Resilience. Personally, college was hard, confusing, exciting, memorable, the best of times and the worst of times. Ever since I could remember, I had this plan. Finish my degree in four years, head straight to graduate school where I’d meet my future husband, and we’d live happily ever after. I was wrong- totally wrong. I was so ready for independence, that it surprised me how hard heavy my heart was when I realized how much I missed my mom. I joined a sorority, where I was very likable, and kept up the façade of a free-spirit who loved downtown and football games whilst still acing tests. On the outside I was golden, but inside I had no idea who I was or what made me happy. By junior year, I cracked. I had a lot of external factors weighing on my college life, and I took a year off. I felt like a failure, and I even thought about not going back. However, the human spirit has a way of picking itself up. I realized I owed it to myself to keep pushing though, no matter the end result. This reaches beyond the realms of college. Sometimes we have bad days, maybe even a bad year- that doesn’t mean it’s a bad life, so don’t give up.
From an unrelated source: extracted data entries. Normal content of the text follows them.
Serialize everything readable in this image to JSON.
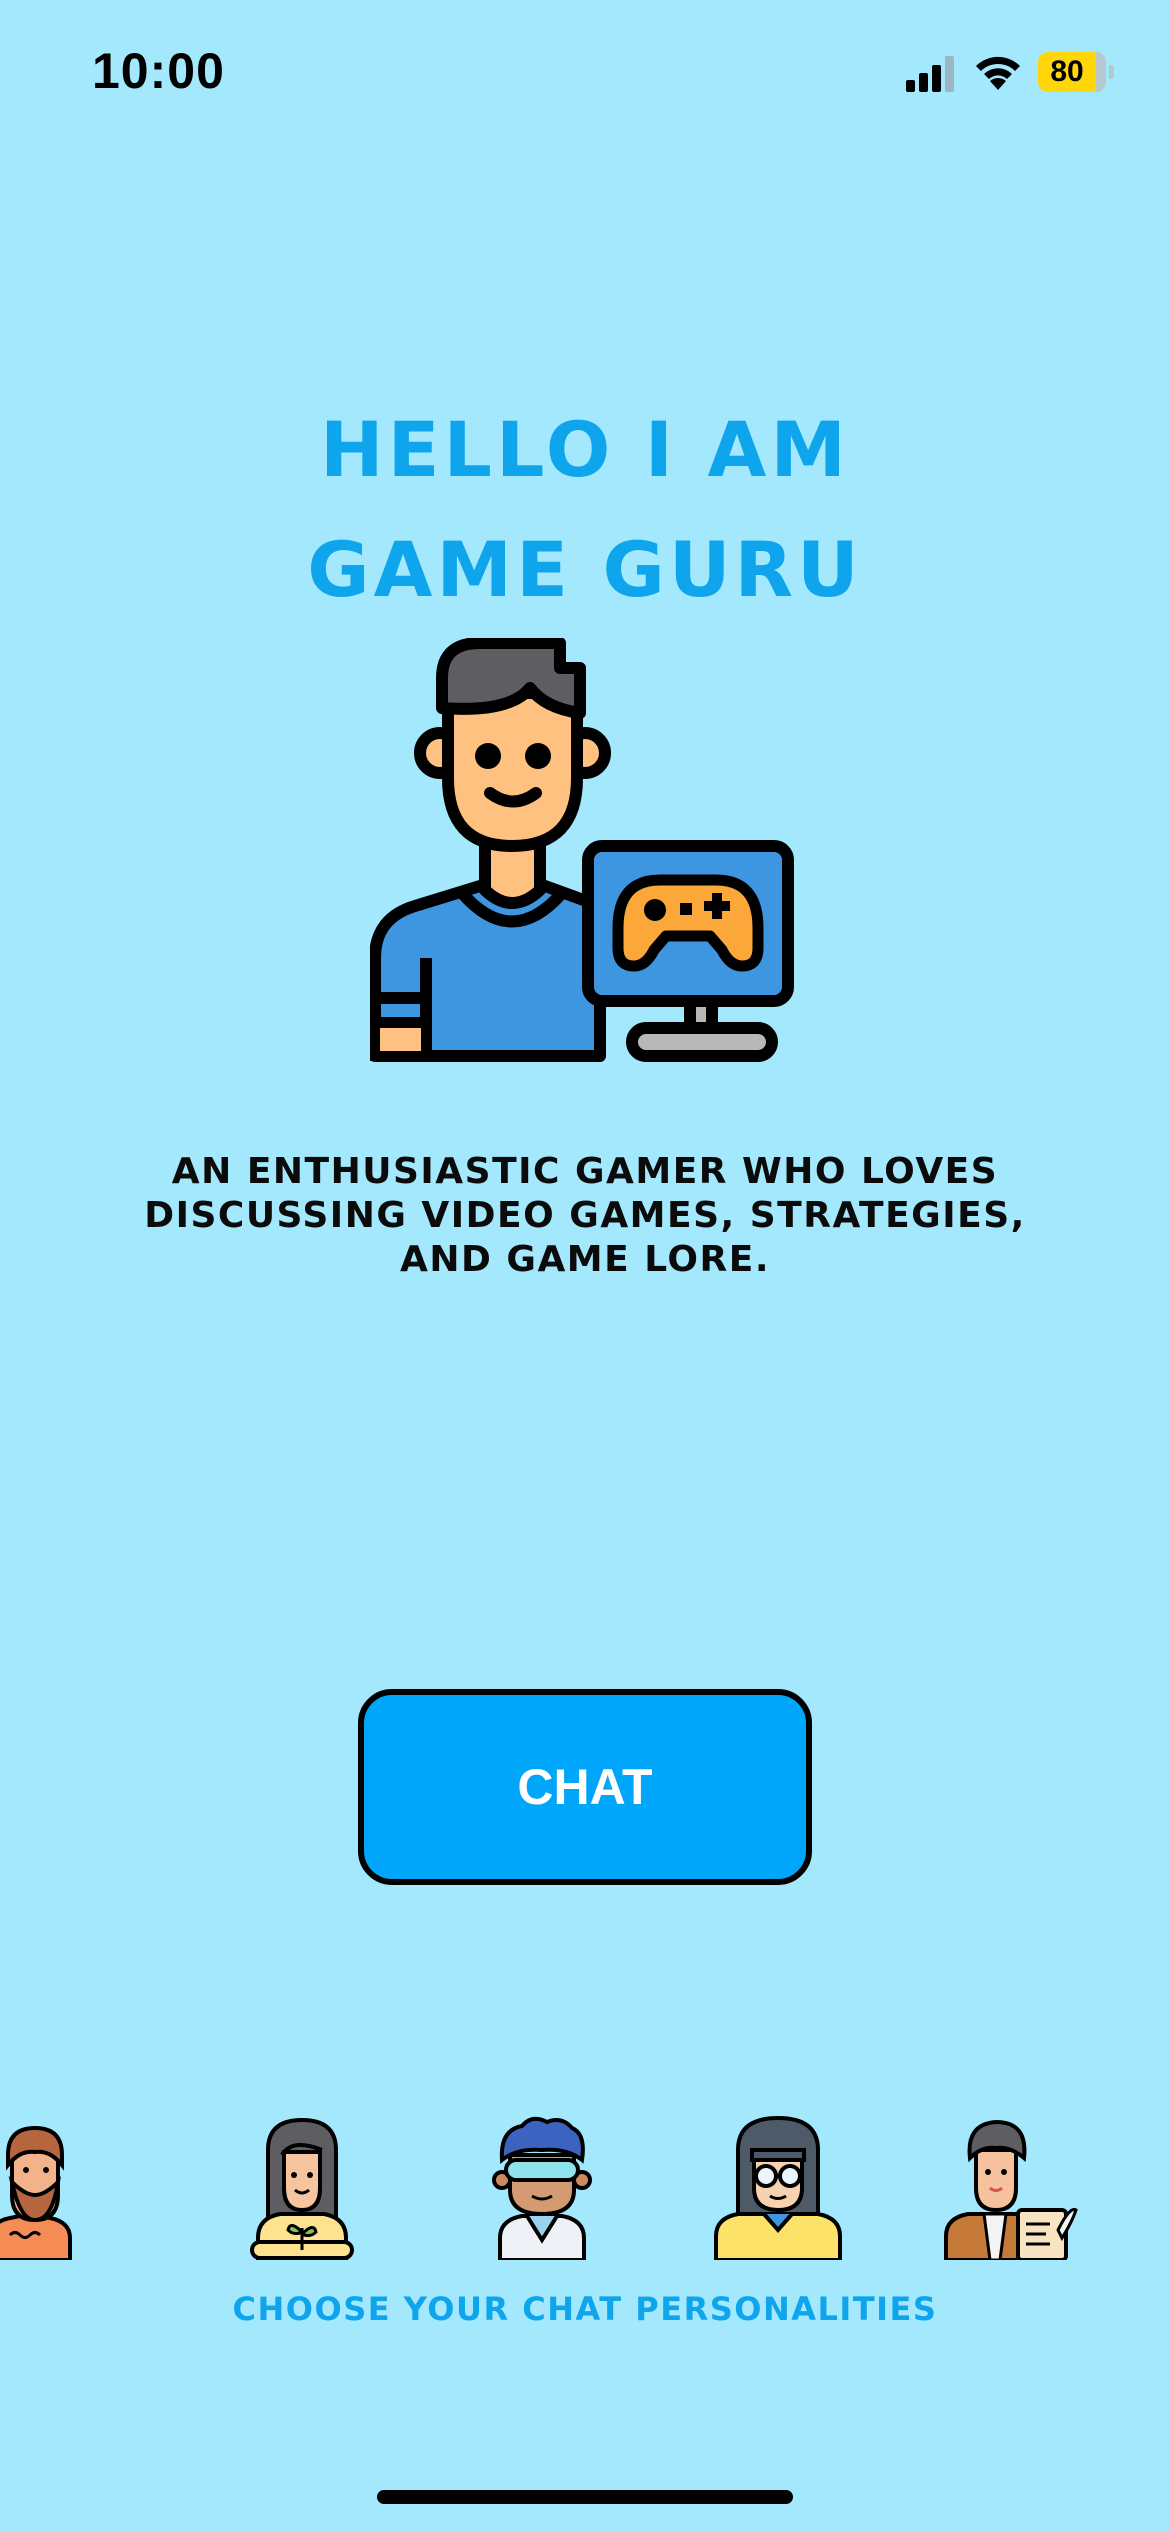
{
  "status_bar": {
    "time": "10:00",
    "battery_level": "80",
    "icons": [
      "signal-icon",
      "wifi-icon",
      "battery-icon"
    ]
  },
  "header": {
    "title_line1": "HELLO I AM",
    "title_line2": "GAME GURU"
  },
  "hero": {
    "icon": "gamer-avatar-icon"
  },
  "description": "AN ENTHUSIASTIC GAMER WHO LOVES DISCUSSING VIDEO GAMES, STRATEGIES, AND GAME LORE.",
  "chat_button": {
    "label": "CHAT"
  },
  "personalities": {
    "label": "CHOOSE YOUR CHAT PERSONALITIES",
    "avatars": [
      "bearded-man-avatar-icon",
      "gardener-avatar-icon",
      "scientist-avatar-icon",
      "glasses-woman-avatar-icon",
      "writer-avatar-icon"
    ]
  },
  "colors": {
    "background": "#a4e8fe",
    "accent": "#0ea5ec",
    "button": "#00a6fa"
  }
}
Who you’re not. When I began my first year of college, I had no idea who I was. I still don’t, but I know what I’m not. It was hard for me to come to terms that I’m actually an introvert who likes to bake and watch Netflix at on the weekends, because I had a certain persona in high school that I felt obliged to carry into college. I’m supposed to be the funny girl and the life of the party who is extremely involved in PRSSA and has no problem with public speaking. I’m actually a whole lot of chaos, but it’s organized in truth so that’s all that matters. Be yourself, even if you don’t quite know who you are. If you don’t like it, don’t do it. If it doesn’t fit into your values, don’t act on it. You’re not here to survive to the next day that “may be better.” You are here to enjoy. Don’t let the opinions of others validate who you are or your happiness.
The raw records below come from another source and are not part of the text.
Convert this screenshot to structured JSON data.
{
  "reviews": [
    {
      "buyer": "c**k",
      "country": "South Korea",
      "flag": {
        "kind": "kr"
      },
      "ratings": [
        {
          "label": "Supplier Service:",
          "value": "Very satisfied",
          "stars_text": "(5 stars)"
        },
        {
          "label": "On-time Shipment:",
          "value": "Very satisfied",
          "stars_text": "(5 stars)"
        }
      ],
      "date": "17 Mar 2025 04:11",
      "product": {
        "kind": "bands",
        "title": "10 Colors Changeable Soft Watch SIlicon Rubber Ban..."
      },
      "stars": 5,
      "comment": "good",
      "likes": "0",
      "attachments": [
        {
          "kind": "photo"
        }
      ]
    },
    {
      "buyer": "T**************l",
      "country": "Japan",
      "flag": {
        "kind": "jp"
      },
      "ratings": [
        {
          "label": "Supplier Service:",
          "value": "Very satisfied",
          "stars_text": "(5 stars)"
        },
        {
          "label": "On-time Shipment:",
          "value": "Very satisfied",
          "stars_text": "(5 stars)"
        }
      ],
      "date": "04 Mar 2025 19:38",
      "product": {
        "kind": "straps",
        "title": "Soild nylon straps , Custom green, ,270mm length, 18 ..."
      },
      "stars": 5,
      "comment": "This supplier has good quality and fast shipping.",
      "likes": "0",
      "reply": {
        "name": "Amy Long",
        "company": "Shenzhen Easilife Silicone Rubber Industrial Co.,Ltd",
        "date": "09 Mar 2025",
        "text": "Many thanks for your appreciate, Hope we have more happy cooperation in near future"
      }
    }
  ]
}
It doesn’t always go according to plan, or maybe it does. Most of what I mentioned can all be tied back to one major idea- it doesn’t always go according to plan. I came in pre-med, ready to be a doctor. Turns out, I actually hate science, math, blood, the smell of hospitals…. (the list can go on). It took a year to discover what I could give to the world, and I discovered how valuable my writing was and how easily I connected with people. I’ll end with a public relations major and Spanish minor. I was also adamant on living in the city when I graduated. Now I’m open to anywhere and everything. I’m a prime example of someone whose plan went indefinitely sideways, but still it still went in some direction. On the other end of the spectrum, I’ve known people whose college careers were immaculate. Every step was met, every deadline made. However, I will tell you that even with your version of a perfect college career, at some point in your life something will not go accordingly. Guess what you do- adjust! Life goes on.
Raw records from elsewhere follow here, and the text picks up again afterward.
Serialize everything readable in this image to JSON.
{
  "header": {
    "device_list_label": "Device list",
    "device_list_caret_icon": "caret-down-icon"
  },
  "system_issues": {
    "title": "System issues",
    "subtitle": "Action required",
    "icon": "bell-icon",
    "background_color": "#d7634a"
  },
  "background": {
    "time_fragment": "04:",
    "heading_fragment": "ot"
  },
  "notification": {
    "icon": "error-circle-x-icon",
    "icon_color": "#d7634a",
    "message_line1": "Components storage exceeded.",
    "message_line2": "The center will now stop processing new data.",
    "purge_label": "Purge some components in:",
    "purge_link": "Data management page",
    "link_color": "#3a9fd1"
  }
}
I am the only one powerful enough to stop me. College is preparing you for when your life truly begins. When you leave that campus, there is no advisor telling you what classes you can and can’t take, no school code of conduct and no resident advisor telling you to keep the noise down. You are the only entity standing in your way. Don’t live in fear, especially of yourself. As easy as your own self can stop you, you can also set yourself free to do and accomplish anything you want. There will be times you want to be self-defeating and sit in self-pity. Times like this do something nice for someone else in order to get out of your head. Most importantly, never ever forget your value.